Pinder RM, Brkljac M, Rix L, Muir L, Brewster M. Treatment of scaphoid nonunion: A systematic review

of the existing evidence. J Hand Surg Am. 2015;40(9):1797–1805.e3.

 

 

Viva questions

  1. Give a histologic definition of a cyst.

  2. What are the other sites for cystic swellings in the wrist and hand?

  3. Talk through an excision of a ganglion cyst.

  4. What is the risk of recurrence post-excision?

  5. How many dorsal compartments are found at the wrist and what are their contents?

  6. Which nerve and artery are at risk during surgical release of the first dorsal compartment?

  7. What is the optimal position for wrist arthrodesis?

  8. Between which dorsal wrist compartments do you classically approach through to access the wrist joint?

  9. What is a ‘four-corner’ fusion?

  10. Name and describe the common wrist arthroscopy portals.

  11. Dorsal wrist ganglions usually arise from which ligament?

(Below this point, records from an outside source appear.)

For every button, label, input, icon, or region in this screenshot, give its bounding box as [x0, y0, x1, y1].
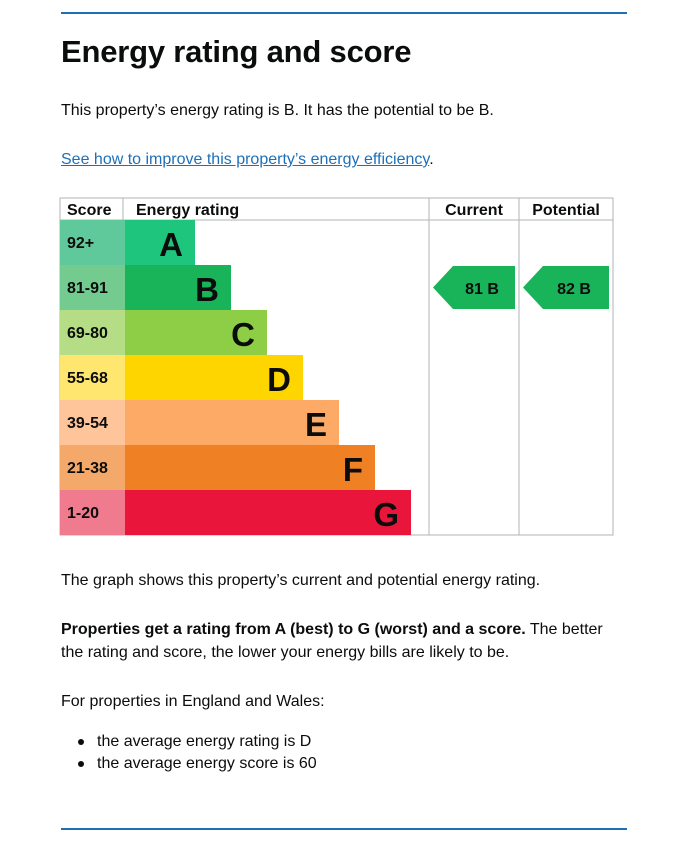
graph-caption: The graph shows this property’s current … — [61, 572, 541, 589]
score-cell-a — [60, 220, 125, 265]
rating-explanation-bold: Properties get a rating from A (best) to… — [61, 621, 526, 638]
region-intro: For properties in England and Wales: — [61, 693, 325, 710]
potential-rating-arrow — [523, 266, 609, 309]
rating-letter-b: B — [195, 271, 219, 308]
rating-bar-e — [125, 400, 339, 445]
improve-efficiency-link[interactable]: See how to improve this property’s energ… — [61, 151, 430, 168]
improve-link-row: See how to improve this property’s energ… — [61, 148, 434, 171]
score-range-f: 21-38 — [67, 460, 108, 477]
current-rating-label: 81 B — [465, 281, 499, 298]
rating-bar-b — [125, 265, 231, 310]
rating-letter-e: E — [305, 406, 327, 443]
rating-explanation: Properties get a rating from A (best) to… — [61, 618, 621, 664]
list-item: the average energy rating is D — [61, 731, 317, 753]
header-current: Current — [445, 202, 503, 219]
rating-bar-d — [125, 355, 303, 400]
rating-letter-f: F — [343, 451, 363, 488]
potential-rating-label: 82 B — [557, 281, 591, 298]
score-cell-f — [60, 445, 125, 490]
score-range-g: 1-20 — [67, 505, 99, 522]
rating-letter-a: A — [159, 226, 183, 263]
rating-bar-f — [125, 445, 375, 490]
score-range-e: 39-54 — [67, 415, 108, 432]
bottom-divider — [61, 828, 627, 830]
link-suffix: . — [429, 151, 434, 168]
rating-letter-c: C — [231, 316, 255, 353]
rating-letter-d: D — [267, 361, 291, 398]
list-item: the average energy score is 60 — [61, 753, 317, 775]
score-cell-c — [60, 310, 125, 355]
score-cell-b — [60, 265, 125, 310]
score-range-d: 55-68 — [67, 370, 108, 387]
score-range-a: 92+ — [67, 235, 94, 252]
header-score: Score — [67, 202, 112, 219]
score-cell-e — [60, 400, 125, 445]
header-energy-rating: Energy rating — [136, 202, 239, 219]
score-cell-g — [60, 490, 125, 535]
rating-letter-g: G — [373, 496, 399, 533]
current-rating-arrow — [433, 266, 515, 309]
top-divider — [61, 12, 627, 14]
score-range-b: 81-91 — [67, 280, 108, 297]
page-title: Energy rating and score — [61, 34, 412, 69]
score-range-c: 69-80 — [67, 325, 108, 342]
header-potential: Potential — [532, 202, 600, 219]
rating-bar-a — [125, 220, 195, 265]
rating-bar-g — [125, 490, 411, 535]
averages-list: the average energy rating is D the avera… — [61, 731, 317, 775]
score-cell-d — [60, 355, 125, 400]
rating-bar-c — [125, 310, 267, 355]
energy-rating-chart: Score Energy rating Current Potential 92+ A 81… — [59, 197, 614, 536]
rating-summary: This property’s energy rating is B. It h… — [61, 102, 494, 119]
rating-explanation-rest: The better the rating and score, the low… — [61, 621, 603, 661]
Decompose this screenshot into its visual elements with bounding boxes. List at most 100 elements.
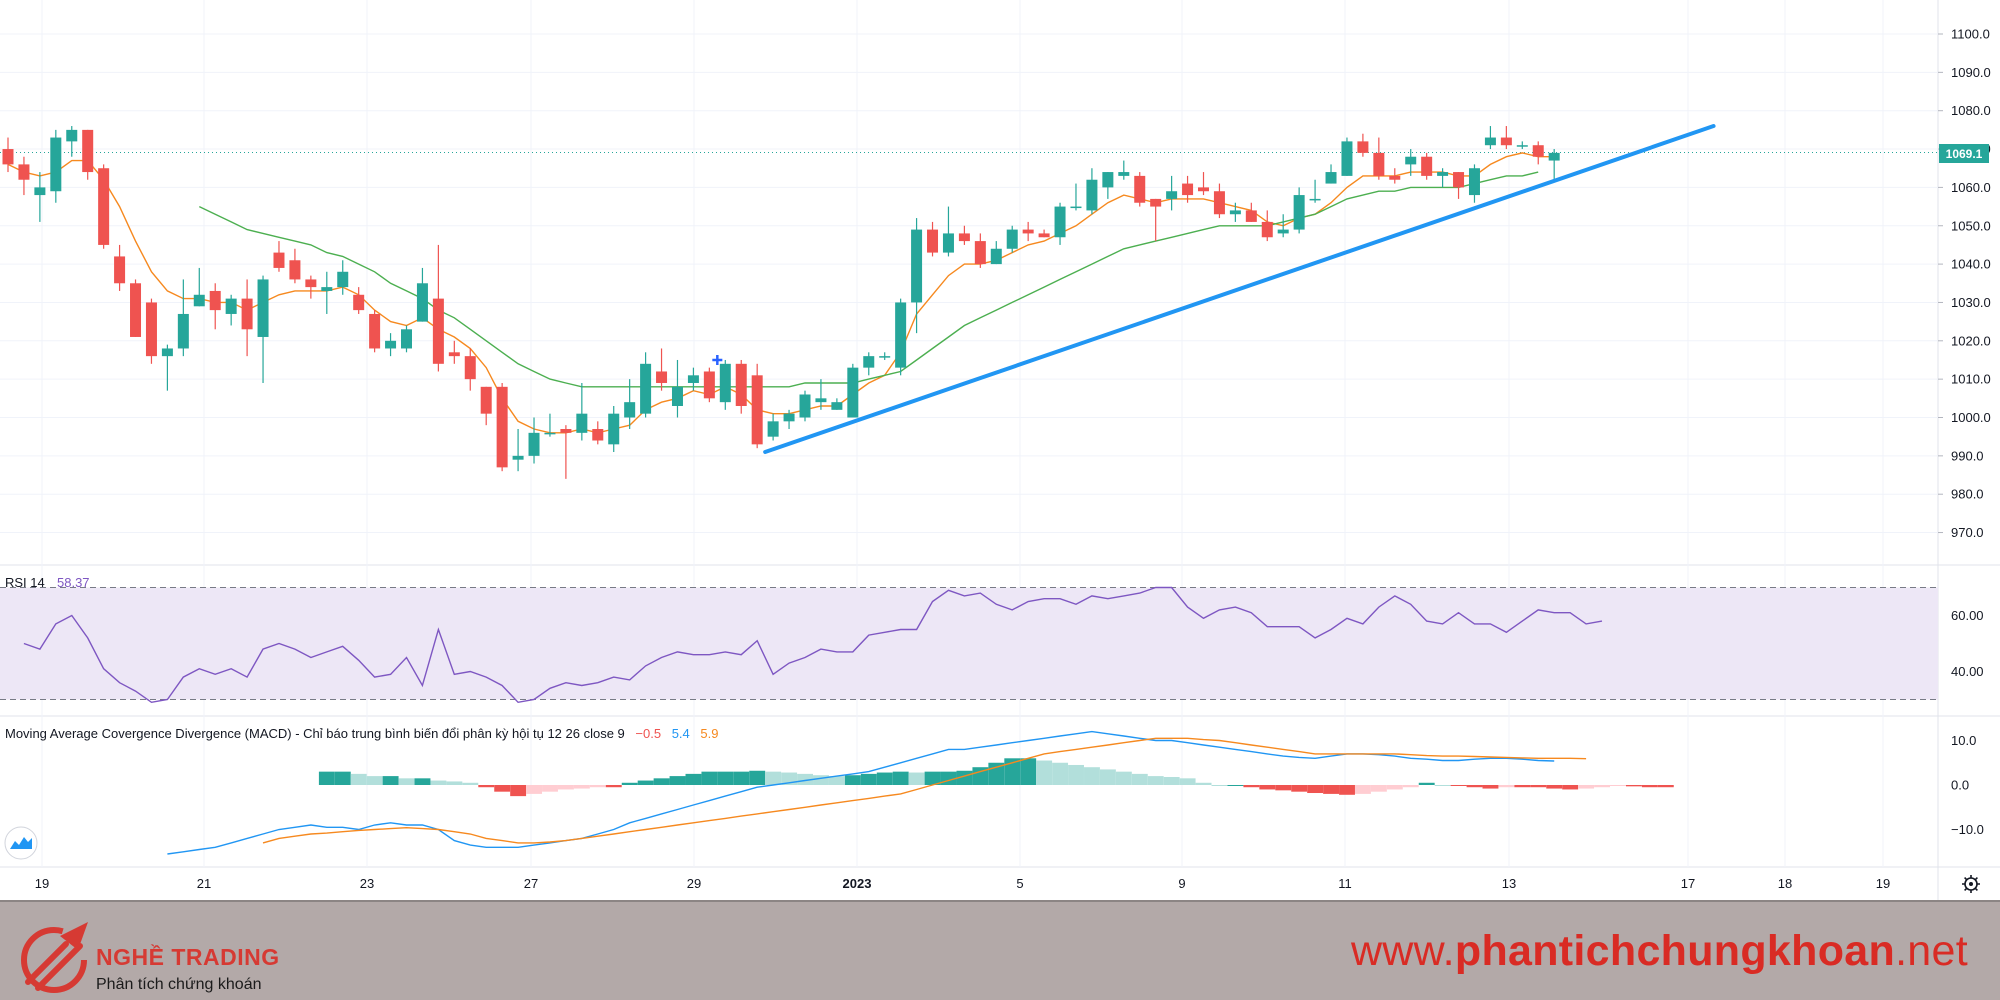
candle-body [942,233,954,253]
trading-chart[interactable]: 19 21 23 27 29 2023 5 9 11 13 17 18 19 970.0 980.0 990.… [0,0,2000,900]
candle [703,367,715,403]
candle [1437,168,1449,188]
candle-body [640,363,652,414]
rsi-pane[interactable] [0,586,1938,704]
macd-histogram-bar [1530,785,1547,788]
candle [1022,221,1034,242]
candle [895,298,907,376]
candle-body [927,229,939,253]
candle [114,244,126,291]
candle [735,359,747,414]
candle [448,340,460,364]
candle-body [1086,179,1098,211]
macd-histogram-bar [478,785,495,788]
candle-body [177,313,189,349]
candle [847,363,859,418]
candle-body [464,356,476,380]
candle [432,244,444,372]
time-tick-label: 13 [1502,876,1516,891]
macd-tick-label: 10.0 [1951,733,1976,748]
macd-histogram-bar [813,775,829,785]
candle-body [958,233,970,242]
candle-body [225,298,237,314]
candle-body [209,290,221,311]
macd-histogram-bar [1355,785,1371,794]
candle-body [257,279,269,337]
last-price-label: 1069.1 [1946,147,1983,161]
macd-legend: Moving Average Covergence Divergence (MA… [5,726,718,741]
candle-body [719,363,731,403]
macd-histogram-bar [1466,785,1483,788]
macd-histogram-bar [1259,785,1276,790]
candle-body [98,168,110,245]
candle [193,267,205,307]
candle-body [82,129,94,173]
candle [209,283,221,330]
candle [958,225,970,245]
rsi-line [23,586,1603,704]
chart-logo-button[interactable] [4,826,38,860]
time-tick-label: 29 [687,876,701,891]
macd-line [167,730,1555,855]
footer-banner: NGHỀ TRADING Phân tích chứng khoán www.p… [0,900,2000,1000]
candle-body [847,367,859,418]
macd-histogram-bar [542,785,558,792]
macd-signal-line [262,737,1587,844]
macd-histogram-bar [1514,785,1531,788]
candle-body [1038,233,1050,238]
candle-body [815,398,827,403]
candle [911,218,923,334]
candle-body [831,402,843,410]
price-tick-label: 1030.0 [1951,295,1991,310]
candle-body [1309,198,1321,201]
settings-gear-icon[interactable] [1962,875,1980,893]
candle [385,333,397,357]
candle-body [576,413,588,433]
website-url[interactable]: www.phantichchungkhoan.net [1350,927,1968,975]
macd-histogram-bar [1625,785,1642,787]
price-tick-label: 1000.0 [1951,410,1991,425]
macd-histogram-bar [1370,785,1387,792]
macd-histogram-bar [701,771,718,785]
candle [305,275,317,299]
candle [50,129,62,203]
candle-body [1166,191,1178,199]
candle [671,359,683,418]
macd-histogram-bar [1052,762,1069,785]
candle-body [1213,191,1225,215]
price-pane[interactable] [0,124,1938,479]
candle-body [1245,210,1257,222]
macd-histogram-bar [382,776,399,785]
candle [1309,179,1321,203]
axes: 19 21 23 27 29 2023 5 9 11 13 17 18 19 970.0 980.0 990.… [35,27,1991,892]
candle-body [241,298,253,330]
price-tick-label: 1100.0 [1951,27,1990,42]
candle-body [66,129,78,142]
time-tick-label: 19 [35,876,49,891]
candle [640,352,652,418]
candle [225,294,237,326]
candle [1134,172,1146,207]
candle [1468,164,1480,203]
macd-histogram-bar [398,778,415,785]
candle [831,398,843,410]
time-tick-label: 18 [1778,876,1792,891]
candle-body [337,271,349,288]
candle-body [273,252,285,268]
candle [369,310,381,353]
candle [576,382,588,441]
candle [66,126,78,157]
last-price-marker: 1069.1 [1939,144,1989,163]
candle [1086,168,1098,215]
macd-histogram-bar [637,780,654,785]
macd-histogram-bar [1641,785,1658,788]
macd-title: Moving Average Covergence Divergence (MA… [5,726,625,741]
candle [1245,202,1257,222]
crosshair-marker-icon [712,354,723,365]
candle [1405,149,1417,176]
candle [990,241,1002,265]
macd-pane[interactable] [167,730,1674,855]
candle [974,233,986,268]
macd-histogram-bar [573,785,590,789]
macd-histogram-bar [749,770,766,785]
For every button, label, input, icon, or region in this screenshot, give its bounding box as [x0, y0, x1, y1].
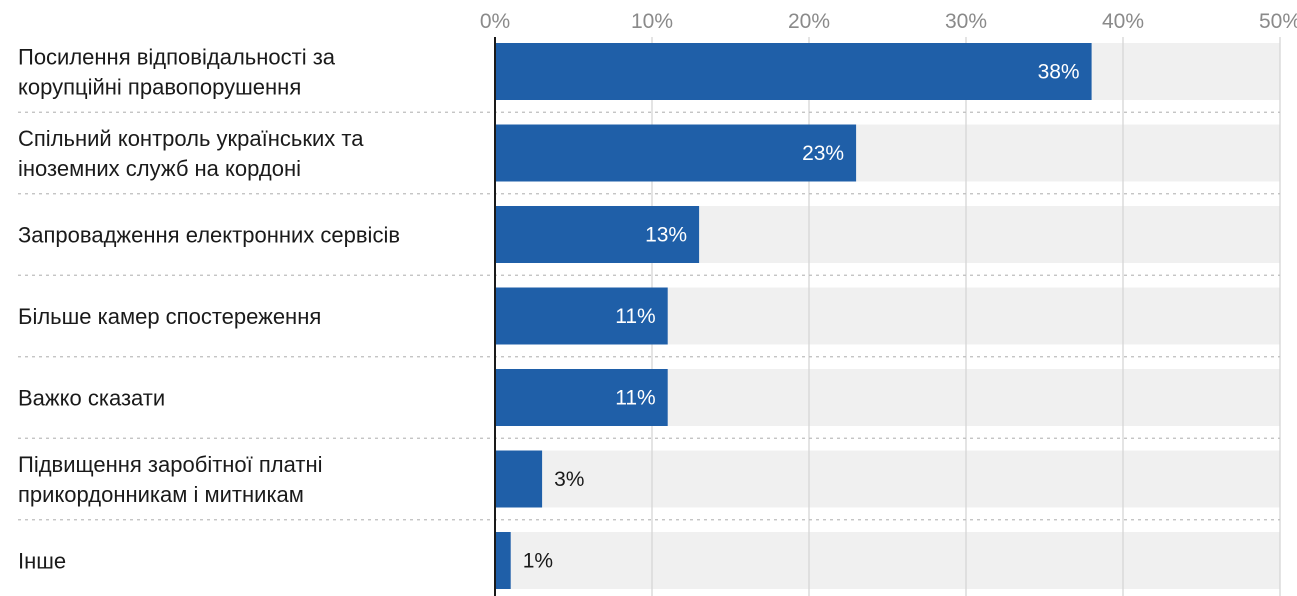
value-label: 1%	[523, 550, 553, 573]
value-label: 3%	[554, 468, 584, 491]
tick-label: 50%	[1259, 10, 1297, 33]
tick-label: 30%	[945, 10, 987, 33]
bar	[495, 369, 668, 426]
bar-track	[495, 450, 1280, 508]
category-label: Посилення відповідальності за	[18, 45, 336, 70]
value-label: 23%	[802, 142, 844, 165]
bar	[495, 287, 668, 345]
row-separators	[18, 111, 1280, 521]
bar	[495, 532, 511, 589]
category-label: Важко сказати	[18, 386, 165, 411]
tick-label: 40%	[1102, 10, 1144, 33]
value-labels: 38% 23% 13% 11% 11% 3% 1%	[523, 61, 1080, 573]
tick-label: 0%	[480, 10, 510, 33]
bars	[495, 43, 1092, 589]
category-label: прикордонникам і митникам	[18, 482, 304, 507]
value-label: 38%	[1038, 61, 1080, 84]
tick-label: 20%	[788, 10, 830, 33]
bar	[495, 206, 700, 263]
bar	[495, 43, 1092, 100]
category-label: іноземних служб на кордоні	[18, 156, 301, 181]
bar	[495, 124, 857, 182]
tick-labels: 0% 10% 20% 30% 40% 50%	[480, 10, 1297, 33]
bar-track	[495, 532, 1280, 589]
category-label: Більше камер спостереження	[18, 304, 321, 329]
category-label: Підвищення заробітної платні	[18, 452, 323, 477]
category-label: Запровадження електронних сервісів	[18, 223, 400, 248]
category-label: Спільний контроль українських та	[18, 126, 364, 151]
tick-label: 10%	[631, 10, 673, 33]
category-label: корупційні правопорушення	[18, 75, 301, 100]
category-labels: Посилення відповідальності за корупційні …	[18, 45, 400, 574]
category-label: Інше	[18, 549, 66, 574]
bar	[495, 450, 543, 508]
value-label: 11%	[615, 387, 655, 410]
value-label: 13%	[645, 224, 687, 247]
value-label: 11%	[615, 305, 655, 328]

  12. Describe the radiographic features of a wrist with scapholunate advanced collapse.

  13. What is the non-union rate in total wrist fusions?

  14. What are the main functional disadvantages with Darrach’s procedure?

  15. What alternatives are there to Darrach’s procedure in younger and higher-demand patients?

  16. What is complex regional pain syndrome? What is the incidence after wrist or hand procedures?

  17. When should an ulnar shortening osteotomy not be performed?

 

  1. What is the most significant factor influencing the rate of non-union in an ulnar shortening osteotomy?

  2. What is the significance of the posterior interosseous nerve in wrist procedures?

  3. Where is the posterior interosseous nerve identified at the wrist?

  4. What is a proximal row carpectomy?

  5. What is the pathophysiology of CMCJ arthritis?

  6. Describe the volar approach to the scaphoid.